Polyvalente "touche-à-tout"

Récompensée par des bourses et un autre prix (Prix des Nations Unies "meilleur article de blog", 2020), Myriam Hemes Njimegne Nkwa a mené plusieurs enquêtes santé et participé au projet Désinfox Afrique de CFI : J'ai appris à rédiger de façon très pointue, à utiliser des outils de fact-checking comme la recherche par image inversée, à travailler de façon collaborative avec d'autres blogueurs et à impliquer le public. Je suis hyper-heureuse d'essayer de vivre mes rêves comme je l'espérais il y a 20 ans : aider les gens, communiquer avec eux.

Un de ses formateurs lui conseille toutefois de tempérer son côté ‘‘touche-à-tout’’ : Elle pourrait professionnaliser sa communication et devenir une référence, car elle s'adapte facilement, mais elle est pour le moment encore trop dispersée... Un avis que nuance l'ancienne responsable de Myriam Hemes, le Dr Armelle Viviane Ngomba, médecin épidémiologiste, cheffe du service de la lutte contre les épidémies et les pandémies au ministère de la Santé publique : Elle est très concentrée pour atteindre ses résultats, mais ne sait pas toujours dire ‘‘non’’ et essaie parfois de faire deux tâches en même temps... Cela dit, sa polyvalence de communicatrice efficace lui permet de trouver des solutions dans le domaine médical.

Dans 10 ans...

Un avis qui résonne comme un avertissement : Myriam Hemes doit choisir sa voie, sinon, dans 10 ans, elle risque d'être médecin ordinaire en clinique ! prévient un de ses anciens formateurs. Par contre, pour Dania Ebongue, président de l’association des blogueurs du Cameroun, Myriam Hemes n'est pas quelqu'un à confiner dans un seul domaine ! Jeune, elle doit continuer à publier sur son blog ses expériences de médecine et de vie associative. Dans dix ans, elle a le profil pour être un bon administrateur santé, par exemple dans une ONG.

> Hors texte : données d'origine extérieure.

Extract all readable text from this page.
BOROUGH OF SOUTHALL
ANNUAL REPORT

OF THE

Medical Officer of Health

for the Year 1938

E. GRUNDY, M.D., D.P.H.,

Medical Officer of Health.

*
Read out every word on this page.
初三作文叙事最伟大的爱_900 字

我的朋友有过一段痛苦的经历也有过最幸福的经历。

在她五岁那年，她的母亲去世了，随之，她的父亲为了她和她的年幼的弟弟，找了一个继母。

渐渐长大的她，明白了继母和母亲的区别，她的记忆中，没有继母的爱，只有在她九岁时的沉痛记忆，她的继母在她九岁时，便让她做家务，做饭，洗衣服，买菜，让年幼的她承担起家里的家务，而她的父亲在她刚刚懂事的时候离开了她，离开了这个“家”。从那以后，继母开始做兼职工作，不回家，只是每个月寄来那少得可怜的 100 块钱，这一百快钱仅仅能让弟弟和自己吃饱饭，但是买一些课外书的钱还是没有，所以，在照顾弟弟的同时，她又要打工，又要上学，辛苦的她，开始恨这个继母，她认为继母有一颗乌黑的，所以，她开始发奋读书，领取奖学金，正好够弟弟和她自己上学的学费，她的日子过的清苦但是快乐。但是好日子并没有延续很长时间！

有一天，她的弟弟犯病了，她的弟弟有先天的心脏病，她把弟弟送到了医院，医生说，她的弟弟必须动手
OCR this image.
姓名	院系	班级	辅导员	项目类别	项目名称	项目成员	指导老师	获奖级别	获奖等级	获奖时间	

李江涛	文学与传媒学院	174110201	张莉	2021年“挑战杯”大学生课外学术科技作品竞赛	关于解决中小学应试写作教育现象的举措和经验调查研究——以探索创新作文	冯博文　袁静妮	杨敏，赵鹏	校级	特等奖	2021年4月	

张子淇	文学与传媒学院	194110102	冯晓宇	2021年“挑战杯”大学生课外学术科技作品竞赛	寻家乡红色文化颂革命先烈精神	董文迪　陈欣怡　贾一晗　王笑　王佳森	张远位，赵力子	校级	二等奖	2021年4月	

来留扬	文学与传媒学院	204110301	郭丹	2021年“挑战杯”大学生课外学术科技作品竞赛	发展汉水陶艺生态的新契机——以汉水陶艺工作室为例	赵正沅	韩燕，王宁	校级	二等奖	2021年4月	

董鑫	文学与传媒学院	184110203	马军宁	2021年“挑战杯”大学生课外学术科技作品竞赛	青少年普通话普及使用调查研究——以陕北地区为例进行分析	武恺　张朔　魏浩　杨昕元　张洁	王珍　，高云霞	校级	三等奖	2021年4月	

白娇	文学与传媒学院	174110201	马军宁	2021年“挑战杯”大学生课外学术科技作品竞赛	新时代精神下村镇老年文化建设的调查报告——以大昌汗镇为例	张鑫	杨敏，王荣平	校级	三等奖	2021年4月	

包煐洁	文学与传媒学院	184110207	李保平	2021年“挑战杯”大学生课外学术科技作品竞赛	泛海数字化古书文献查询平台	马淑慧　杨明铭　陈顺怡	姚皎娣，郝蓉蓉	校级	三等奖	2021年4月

Son ancienne cheffe, le Dr Armelle Viviane Ngomba, voit en elle une future bonne manageuse de santé et aussi une leadeuse de jeunes ou de femmes. Avant d'avoir ces responsabilités, elle devrait former et responsabiliser une équipe, car je souhaite que son blog ne meure pas ! Arthur Njitchou Nkwa, son petit frère, prédit, lui aussi, un bel avenir à sa grande sœur : cadre dans un organisme international comme l'Organisation mondiale de la Santé (OMS).

Dans dix ans, Myriam Hemes Njimegne Nkwa n'écarte pas totalement la possibilité de collaborer pour l'OMS, ni celle de toujours travailler pour un ministère de son pays. Toutefois, comme fonctionnaire, elle est déjà consciente de ne pas pouvoir parler de certains sujets sur son blog comme la gouvernance en matière de santé... D'où son idée de se spécialiser en communication numérique : Dans cinq à dix ans, j'espère être une leadeuse en santé digitale grâce à mon site web spécialisé dans le fact-checking santé actuellement en projet. J'espère aussi que j'aurais écrit beaucoup de livres pour partager mes expériences.